La balle est dans le camp des pays membres de l'Union africaine, appelés à statuer aujourd'hui sur la demande d'admission formulée par le Maroc. S'ils sont nombreux à avoir accueilli favorablement la décision d'intégrer l'UA de Rabat, qui pour rappel avait claqué la porte en 1984 de la défunte Organisation de l'unité africaine (OUA) parce qu'elle avait accepté la République arabe sahraouie démocratique (RASD), ils devront dire si cette demande est conforme aux statuts de l'organisation. Et c'est là que se situe le nœud gordien, car l'instance juridique de l'UA a émis le 26 janvier dernier un avis juridique défavorable à l'admission du royaume du Maroc en qualité de membre.
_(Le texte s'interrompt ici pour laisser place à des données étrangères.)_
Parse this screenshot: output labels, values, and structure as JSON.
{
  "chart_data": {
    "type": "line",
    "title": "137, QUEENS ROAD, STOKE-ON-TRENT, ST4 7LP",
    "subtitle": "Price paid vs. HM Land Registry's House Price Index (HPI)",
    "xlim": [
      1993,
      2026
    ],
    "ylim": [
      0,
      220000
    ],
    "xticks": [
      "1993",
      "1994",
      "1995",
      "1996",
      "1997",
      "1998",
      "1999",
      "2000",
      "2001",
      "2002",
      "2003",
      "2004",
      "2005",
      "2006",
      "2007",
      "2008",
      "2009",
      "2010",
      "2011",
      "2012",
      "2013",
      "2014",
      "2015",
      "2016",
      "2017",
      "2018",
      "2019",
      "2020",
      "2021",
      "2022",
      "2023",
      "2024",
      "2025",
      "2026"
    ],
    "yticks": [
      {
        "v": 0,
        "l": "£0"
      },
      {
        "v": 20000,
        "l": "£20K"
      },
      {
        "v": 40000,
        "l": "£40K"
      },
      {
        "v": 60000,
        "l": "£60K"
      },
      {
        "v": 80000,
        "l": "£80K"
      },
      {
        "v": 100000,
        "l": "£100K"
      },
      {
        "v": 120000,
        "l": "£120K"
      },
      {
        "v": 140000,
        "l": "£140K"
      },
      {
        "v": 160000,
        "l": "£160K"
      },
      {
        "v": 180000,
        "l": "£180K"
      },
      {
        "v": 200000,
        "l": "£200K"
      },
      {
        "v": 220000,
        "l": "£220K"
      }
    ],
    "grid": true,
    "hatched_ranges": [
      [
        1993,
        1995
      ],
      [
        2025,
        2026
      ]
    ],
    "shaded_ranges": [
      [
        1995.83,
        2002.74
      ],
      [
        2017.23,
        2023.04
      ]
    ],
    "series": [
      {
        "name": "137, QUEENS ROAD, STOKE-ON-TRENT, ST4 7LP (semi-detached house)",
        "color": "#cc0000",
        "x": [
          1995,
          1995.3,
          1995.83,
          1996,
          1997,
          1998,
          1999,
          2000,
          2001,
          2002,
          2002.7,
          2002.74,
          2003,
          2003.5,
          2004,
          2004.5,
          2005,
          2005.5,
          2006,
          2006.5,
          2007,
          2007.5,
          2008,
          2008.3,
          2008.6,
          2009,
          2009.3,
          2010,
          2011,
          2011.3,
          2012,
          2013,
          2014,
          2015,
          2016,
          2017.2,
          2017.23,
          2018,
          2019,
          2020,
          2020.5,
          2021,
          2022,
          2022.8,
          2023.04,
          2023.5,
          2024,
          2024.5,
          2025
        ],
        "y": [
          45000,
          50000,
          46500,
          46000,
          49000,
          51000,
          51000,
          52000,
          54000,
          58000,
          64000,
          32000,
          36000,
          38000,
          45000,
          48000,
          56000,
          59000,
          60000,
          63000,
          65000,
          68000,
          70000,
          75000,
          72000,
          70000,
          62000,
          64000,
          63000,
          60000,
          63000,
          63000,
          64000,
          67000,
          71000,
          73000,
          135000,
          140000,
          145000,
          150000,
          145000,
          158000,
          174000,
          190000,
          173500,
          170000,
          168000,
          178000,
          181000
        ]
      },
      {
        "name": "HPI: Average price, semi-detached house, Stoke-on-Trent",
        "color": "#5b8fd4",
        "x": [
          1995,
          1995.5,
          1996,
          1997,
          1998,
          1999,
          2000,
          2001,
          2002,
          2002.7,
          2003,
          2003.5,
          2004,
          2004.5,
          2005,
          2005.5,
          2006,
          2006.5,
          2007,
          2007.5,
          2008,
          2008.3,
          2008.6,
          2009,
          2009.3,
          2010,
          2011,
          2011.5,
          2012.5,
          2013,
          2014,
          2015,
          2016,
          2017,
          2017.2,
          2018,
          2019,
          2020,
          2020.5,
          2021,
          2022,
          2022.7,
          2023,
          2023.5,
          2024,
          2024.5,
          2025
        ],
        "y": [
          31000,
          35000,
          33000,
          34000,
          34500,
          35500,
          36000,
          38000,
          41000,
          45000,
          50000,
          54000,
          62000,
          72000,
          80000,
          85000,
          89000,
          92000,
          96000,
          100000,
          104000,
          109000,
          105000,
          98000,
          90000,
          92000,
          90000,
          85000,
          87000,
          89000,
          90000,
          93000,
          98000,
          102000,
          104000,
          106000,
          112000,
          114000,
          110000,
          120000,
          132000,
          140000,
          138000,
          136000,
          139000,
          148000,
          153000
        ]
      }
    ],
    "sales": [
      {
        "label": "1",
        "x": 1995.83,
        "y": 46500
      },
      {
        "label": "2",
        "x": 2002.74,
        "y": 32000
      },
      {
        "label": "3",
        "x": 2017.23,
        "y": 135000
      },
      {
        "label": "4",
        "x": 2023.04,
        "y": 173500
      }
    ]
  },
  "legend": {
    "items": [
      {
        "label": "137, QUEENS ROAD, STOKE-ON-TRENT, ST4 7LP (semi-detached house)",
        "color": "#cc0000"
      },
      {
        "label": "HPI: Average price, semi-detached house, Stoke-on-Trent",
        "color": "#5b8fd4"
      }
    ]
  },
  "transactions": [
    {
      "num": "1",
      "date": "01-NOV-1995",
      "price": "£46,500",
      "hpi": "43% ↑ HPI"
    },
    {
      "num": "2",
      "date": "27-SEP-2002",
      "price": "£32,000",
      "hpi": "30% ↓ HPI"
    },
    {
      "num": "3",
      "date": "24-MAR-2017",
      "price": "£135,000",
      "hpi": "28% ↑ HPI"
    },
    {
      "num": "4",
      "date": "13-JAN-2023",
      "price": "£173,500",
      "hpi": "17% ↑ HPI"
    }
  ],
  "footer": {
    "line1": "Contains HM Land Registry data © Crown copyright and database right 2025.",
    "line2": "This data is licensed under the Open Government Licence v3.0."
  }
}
On apprend ainsi que l'avis juridique en question, transmis par la Commission africaine à tous les pays membres, et dont le contenu a été rendu public par le site internet "Saharawi.net", rappelle l'amère vérité de la situation du Sahara occidental. Pour l'instance juridique de l'UA, "la présence du Maroc sur le territoire du Sahara occidental est considérée comme une occupation par l'ONU et l'UA (voir la résolution 34/37 de l'Assemblée générale de l'ONU votée en 1979, ainsi que les différentes décisions de l'OUA et de l'UA). Ceci est en opposition avec les principes et les objectifs de la création de l'Union africaine, tels que stipulé dans les articles 3 et 4 de l'acte constitutif. Le Sahara occidental est toujours inscrit sur la liste de l'ONU des territoires autonomes depuis que l'Espagne s'est désistée de sa responsabilité administrative le 26 février 1976. En sa qualité de territoire ne jouissant pas de l'autonomie, le Sahara occidental conserve son statut particulier jusqu'à ce que son peuple exerce son droit à l'autodétermination". L'avis juridique met aussi l'accent sur le fait que dans sa demande d'adhésion à l'UA, "le Maroc a émis des réserves sur le contenu de l'article 3 de l'acte constitutif de l'Union africaine, qui consacre le principe du respect de la souveraineté et l'intégrité des pays, en affirmant que le gouvernement de sa majesté le roi n'a aucunement l'intention de se désister de ses droits légitimes pour la concrétisation pacifique de l'intégrité territoriale du royaume à l'intérieur de ses frontières légales". Sur la base de ce constat, et sachant que le royaume du Maroc est considéré par l'Union africaine comme une force occupant le territoire d'un autre pays membre et continue à priver sa population d'exercer son droit à l'autodétermination, "il sera difficile de trouver un compromis entre le devoir d'agir contre toutes les formes de colonisation et la libération totale de l'Afrique et accepter un pays occupant comme membre au sein de l'Union". En conclusion, il est souligné que "l'adhésion d'un Etat à un une charte ou à des accords internationaux lui impose de respecter leurs principes et objectifs". En d'autres termes, l'instance juridique de l'UA relève la contradiction existant entre la demande d'adhésion du Maroc et les statuts de l'Union africaine et met les dirigeants africains devant leurs responsabilités.